Old Shed Falls Down – March 24, 2010
Kevin L. Hoover
Eye Editor
Q STREET – For decades, maybe a hundred years, the sturdy, nondescript building stood straddling Janes Creek, for most of its life playing a role in the Arcata Bottom’s booming dairy industry.
Designed as a “storm shed,” the building protected cattle from the weather until they could be herded into the adjacent barn for milking.
In what would today be an unthinkable decision, it was built over Janes Creek so the cows’ manure would be washed away into the bay.

This 1947 aerial photo by Merle Shuster show the storm shed – the long building next to the big barn – in its prime, standing strong as a working farm building. Photo courtesy HSU Library Humboldt County Collection
After Gil’s Creamline Dairy closed in the 1970s, the storm shed fell into disuse. Late last year, the combination of lack of maintenance, storms, earthquakes and plain old age took its toll, and the noble old farm building collapsed.
The shed and its sister structures are now part of the Cypress Grove Chevre cheese-making complex. Operations Manager David Estes said he first noticed something amiss following heavy rainstorms last November. Looking out his office window, he saw that the shed’s roof had collapsed.
“It looked like a saddle on a horse,” he said.
The weakened building’s final blow came in January, when that month’s earthquake reduced it to a pile of old lumber.
Estes said that Cypress Grove owner Mary Keehn would have preferred to restore the shed, but costs are prohibitive. “In Mary’s perfect world, she would have the money to rebuild it in place,” he said.
Unlike the shed, Estes said, the two neighboring barn buildings had considerable documentation as to their history. The shed’s origins aren’t clear. Keehn has had the barns re-roofed.
The Design Review Commission pondered the shed’s fate in February and March. As a nonconforming structure in environmentally sensitive habitat, the shed “posed a unique situation,” according to Senior Planner Mike Mullen.
The DRC approved a demolition permit for the shed, but even that will require considerable expense – $23,000, according to Estes.
A builder with reclamation experience inspected the shed, and determined that no good structural elements remain intact enough for salvaging. Some smaller lumber can be pulled out though – pieces suitable for creating siding and picture frames.
As girls, Marla Daniels and Rayelle Niederbrach lived and played on the dairy farm in the 1950s.

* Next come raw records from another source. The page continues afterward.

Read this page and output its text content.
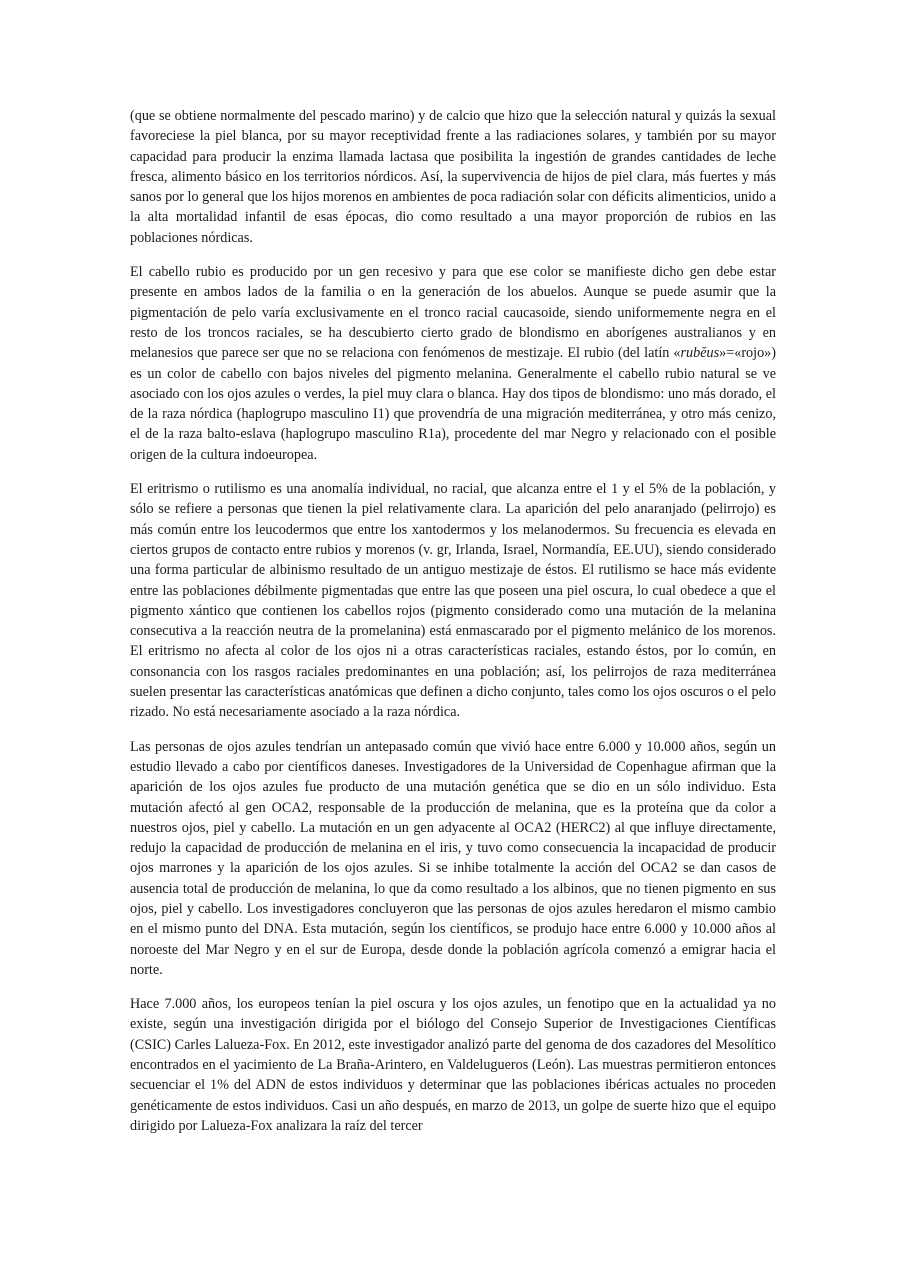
(que se obtiene normalmente del pescado marino) y de calcio que hizo que la selección natural y quizás la sexual favoreciese la piel blanca, por su mayor receptividad frente a las radiaciones solares, y también por su mayor capacidad para producir la enzima llamada lactasa que posibilita la ingestión de grandes cantidades de leche fresca, alimento básico en los territorios nórdicos. Así, la supervivencia de hijos de piel clara, más fuertes y más sanos por lo general que los hijos morenos en ambientes de poca radiación solar con déficits alimenticios, unido a la alta mortalidad infantil de esas épocas, dio como resultado a una mayor proporción de rubios en las poblaciones nórdicas.

El cabello rubio es producido por un gen recesivo y para que ese color se manifieste dicho gen debe estar presente en ambos lados de la familia o en la generación de los abuelos. Aunque se puede asumir que la pigmentación de pelo varía exclusivamente en el tronco racial caucasoide, siendo uniformemente negra en el resto de los troncos raciales, se ha descubierto cierto grado de blondismo en aborígenes australianos y en melanesios que parece ser que no se relaciona con fenómenos de mestizaje. El rubio (del latín «rubĕus»=«rojo») es un color de cabello con bajos niveles del pigmento melanina. Generalmente el cabello rubio natural se ve asociado con los ojos azules o verdes, la piel muy clara o blanca. Hay dos tipos de blondismo: uno más dorado, el de la raza nórdica (haplogrupo masculino I1) que provendría de una migración mediterránea, y otro más cenizo, el de la raza balto-eslava (haplogrupo masculino R1a), procedente del mar Negro y relacionado con el posible origen de la cultura indoeuropea.

El eritrismo o rutilismo es una anomalía individual, no racial, que alcanza entre el 1 y el 5% de la población, y sólo se refiere a personas que tienen la piel relativamente clara. La aparición del pelo anaranjado (pelirrojo) es más común entre los leucodermos que entre los xantodermos y los melanodermos. Su frecuencia es elevada en ciertos grupos de contacto entre rubios y morenos (v. gr, Irlanda, Israel, Normandía, EE.UU), siendo considerado una forma particular de albinismo resultado de un antiguo mestizaje de éstos. El rutilismo se hace más evidente entre las poblaciones débilmente pigmentadas que entre las que poseen una piel oscura, lo cual obedece a que el pigmento xántico que contienen los cabellos rojos (pigmento considerado como una mutación de la melanina consecutiva a la reacción neutra de la promelanina) está enmascarado por el pigmento melánico de los morenos. El eritrismo no afecta al color de los ojos ni a otras características raciales, estando éstos, por lo común, en consonancia con los rasgos raciales predominantes en una población; así, los pelirrojos de raza mediterránea suelen presentar las características anatómicas que definen a dicho conjunto, tales como los ojos oscuros o el pelo rizado. No está necesariamente asociado a la raza nórdica.

Las personas de ojos azules tendrían un antepasado común que vivió hace entre 6.000 y 10.000 años, según un estudio llevado a cabo por científicos daneses. Investigadores de la Universidad de Copenhague afirman que la aparición de los ojos azules fue producto de una mutación genética que se dio en un sólo individuo. Esta mutación afectó al gen OCA2, responsable de la producción de melanina, que es la proteína que da color a nuestros ojos, piel y cabello. La mutación en un gen adyacente al OCA2 (HERC2) al que influye directamente, redujo la capacidad de producción de melanina en el iris, y tuvo como consecuencia la incapacidad de producir ojos marrones y la aparición de los ojos azules. Si se inhibe totalmente la acción del OCA2 se dan casos de ausencia total de producción de melanina, lo que da como resultado a los albinos, que no tienen pigmento en sus ojos, piel y cabello. Los investigadores concluyeron que las personas de ojos azules heredaron el mismo cambio en el mismo punto del DNA. Esta mutación, según los científicos, se produjo hace entre 6.000 y 10.000 años al noroeste del Mar Negro y en el sur de Europa, desde donde la población agrícola comenzó a emigrar hacia el norte.

Hace 7.000 años, los europeos tenían la piel oscura y los ojos azules, un fenotipo que en la actualidad ya no existe, según una investigación dirigida por el biólogo del Consejo Superior de Investigaciones Científicas (CSIC) Carles Lalueza-Fox. En 2012, este investigador analizó parte del genoma de dos cazadores del Mesolítico encontrados en el yacimiento de La Braña-Arintero, en Valdelugueros (León). Las muestras permitieron entonces secuenciar el 1% del ADN de estos individuos y determinar que las poblaciones ibéricas actuales no proceden genéticamente de estos individuos. Casi un año después, en marzo de 2013, un golpe de suerte hizo que el equipo dirigido por Lalueza-Fox analizara la raíz del tercer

“We played in the barn,” Rayelle remembers. “I remember milking cows by hand. That was a job.”
Eventually, milking machines were installed, relieveing the family of the arduous labor.
The family farm put out a wholesome, additive-free product. “It was good milk,” Rayelle said. “Nothing in it.”
No date has been set for the shed’s demolition.
Marla isn’t particularly sentimental about the old building, or sad for its demise. “It was just a shed,” she said.